Studium Generale ITB: Nation Branding melalui Kekuatan Desain
Oleh Adi Permana
Editor Adi Permana
BANDUNG, itb.ac.id—Persepsi mengenai branding dikulik secara tuntas oleh Elwin Mok selaku Founder & Chairman Celsius Creative Lab pada pertemuan KU-4078 Studium Generale. Tajuk yang dibawakan pada Studium Generale Rabu (29/3/2023) lalu adalah ‘Nation Branding Through the Power of Design’.
“Sesuai dengan tema, yang paling mendasar yang perlu kita ketahui adalah mengenai apa itu branding,” tuturnya sebagai pembuka. Salah satu referensi yang ia gunakan adalah teori Marty Neumeier, yaitu branding bukan sekedar logo, identitas, atau produk. Sejatinya, esensi dari branding adalah gut feeling orang terhadap suatu produk, servis, atau organisasi.
Manusia adalah makhluk yang emosional, intuitif, serta personal, sehingga kita tidak dapat berasumsi bahwa suatu ruangan yang berisi manusia memiliki satu gut feeling yang sama. Gut feeling, menurutnya, hanya dapat ditentukan oleh masing-masing individu, bukan perusahaan, pasar, atau publik. “Yang disebut branding itu sebetulnya adalah kita mengolah rasa.”
“Nation branding itu sebenarnya adalah sesuatu yang multidimensi,” lanjutnya. Adapun dimensi yang melingkupi nation branding antara lain adalah dari sisi perdagangan, investasi, pariwisata, keterkenalan, dan talenta. Masing-masing dimensi ini memiliki target audiens yang berbeda. Sebagai contoh, sisi perdagangan menargetkan companies, investasi menargetkan investor, pariwisata menargetkan turis, keterkenalan menargetkan publik, dan talenta menargetkan tenaga kerja.
Ia memberikan contoh branding ASIAN Games 2018. Pada saat itu, logo yang pertama kali muncul ramai diperbincangkan. Lalu akhirnya dilakukan keputusan untuk mengubah logo. Dari 11 alternatif logo serta maskot yang diajukan, hingga akhirnya terpilih logo yang kini dikenal bersama dengan mascot Bhin Bhin, Atung, dan Kaka.
Selain dari logo dan maskot, upaya branding yang dilakukan juga beragam. Di antaranya adalah iklan ASIAN Games yang tayang di tahun 2017 (setahun sebelum acara), desain yang berwarna di tiang-tiang monorail Senayan, iklan series yang mengkombinasikan baju tradisional peserta ASIAN Games dengan destinasi wisata di Indonesia, animasi yang menghidupkan karakter maskot ASIAN Games, theme song, meluncurkan versi baru dari SKJ (senam kesehatan jasmani), serta desain venue.

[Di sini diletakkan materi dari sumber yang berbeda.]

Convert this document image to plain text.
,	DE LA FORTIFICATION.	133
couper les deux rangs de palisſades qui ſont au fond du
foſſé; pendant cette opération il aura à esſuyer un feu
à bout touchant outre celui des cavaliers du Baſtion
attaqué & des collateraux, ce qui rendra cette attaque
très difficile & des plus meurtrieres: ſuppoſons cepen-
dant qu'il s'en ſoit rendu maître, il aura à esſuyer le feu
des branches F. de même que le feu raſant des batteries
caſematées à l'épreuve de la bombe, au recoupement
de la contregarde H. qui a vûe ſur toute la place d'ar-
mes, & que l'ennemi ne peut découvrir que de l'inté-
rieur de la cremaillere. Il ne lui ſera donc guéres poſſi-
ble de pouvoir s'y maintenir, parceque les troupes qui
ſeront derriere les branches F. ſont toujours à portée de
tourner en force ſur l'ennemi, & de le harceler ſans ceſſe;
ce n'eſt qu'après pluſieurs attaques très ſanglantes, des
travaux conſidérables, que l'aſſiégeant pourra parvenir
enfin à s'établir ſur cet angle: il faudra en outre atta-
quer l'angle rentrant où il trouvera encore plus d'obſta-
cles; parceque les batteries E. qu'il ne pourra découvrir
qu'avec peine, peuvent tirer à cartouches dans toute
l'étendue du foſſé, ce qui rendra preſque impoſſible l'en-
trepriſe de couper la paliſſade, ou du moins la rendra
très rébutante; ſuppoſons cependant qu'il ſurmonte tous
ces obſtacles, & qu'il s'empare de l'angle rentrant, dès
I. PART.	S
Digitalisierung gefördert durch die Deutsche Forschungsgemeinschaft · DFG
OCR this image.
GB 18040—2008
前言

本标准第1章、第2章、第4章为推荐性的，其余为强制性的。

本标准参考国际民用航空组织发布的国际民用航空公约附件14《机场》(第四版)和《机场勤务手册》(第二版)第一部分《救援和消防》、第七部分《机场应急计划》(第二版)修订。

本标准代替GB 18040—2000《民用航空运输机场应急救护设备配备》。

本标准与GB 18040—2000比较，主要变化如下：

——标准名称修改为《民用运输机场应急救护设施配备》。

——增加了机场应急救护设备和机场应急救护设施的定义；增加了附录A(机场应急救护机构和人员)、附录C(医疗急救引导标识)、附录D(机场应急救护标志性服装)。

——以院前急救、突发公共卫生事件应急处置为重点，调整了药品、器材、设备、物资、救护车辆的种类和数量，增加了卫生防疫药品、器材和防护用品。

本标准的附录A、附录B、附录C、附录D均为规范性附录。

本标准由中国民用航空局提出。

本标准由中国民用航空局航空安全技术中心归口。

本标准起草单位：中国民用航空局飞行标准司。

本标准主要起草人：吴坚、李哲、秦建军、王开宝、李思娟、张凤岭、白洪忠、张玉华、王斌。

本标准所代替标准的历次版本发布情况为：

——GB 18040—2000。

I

“Tidak hanya itu, kami membagi warna-warna dari logo ASIAN Games untuk empat cabang olahraga.”
Studi kasus berikutnya mengenai nation branding yang ia bawakan adalah mengenai Dubai Expo 2020. “Expo ini pada dasarnya memang sebuah ajang untuk mengadu nation branding,” jelasnya. Pagelaran Indonesia di Dubai Expo 2020 terbagi menjadi empat area, yakni section Yesterday, Today, Tomorrow, serta Market.
“Pada section Yesterday, kami menampilkan sebuah dinding besar dengan rempah-rempah di sana. Total rempah yang dipamerkan adalah sekitar 5.000 rempah dengan berat total 5 ton,” ujarnya. Pada section Today, ditampilkan beberapa infrastuktur digital, ecotourism, maupun kuliner dalam fragmen-fragmen video berdurasi 5 detik. Sedangkan untuk section Tomorrow, digunakan immersive multimedia.
Ada suatu kutipan yang ia tampilkan dari John Adams. “I am revolutionary, so my son can be a farmer, so his son can be a poet.” Yang dapat diambil dari kutipan ini adalah bahwa desain, estetika, seni merupakan prioritas terakhir dari berbagai hal yang dipelajari. “Tetapi kalau kita melihat dari sisi lain, justru itulah tujuannya,” katanya.
Maksudnya, ketika seseorang berkembang menjadi semakin maju, ujungnya adalah ke bidang seni. Paradigma yang perlu dipahami, tutup Elwin, adalah bahwa bagaimana desain memiliki kekuatan yang intangible namun akhirnya orang-orang akan menuju ke arah sana.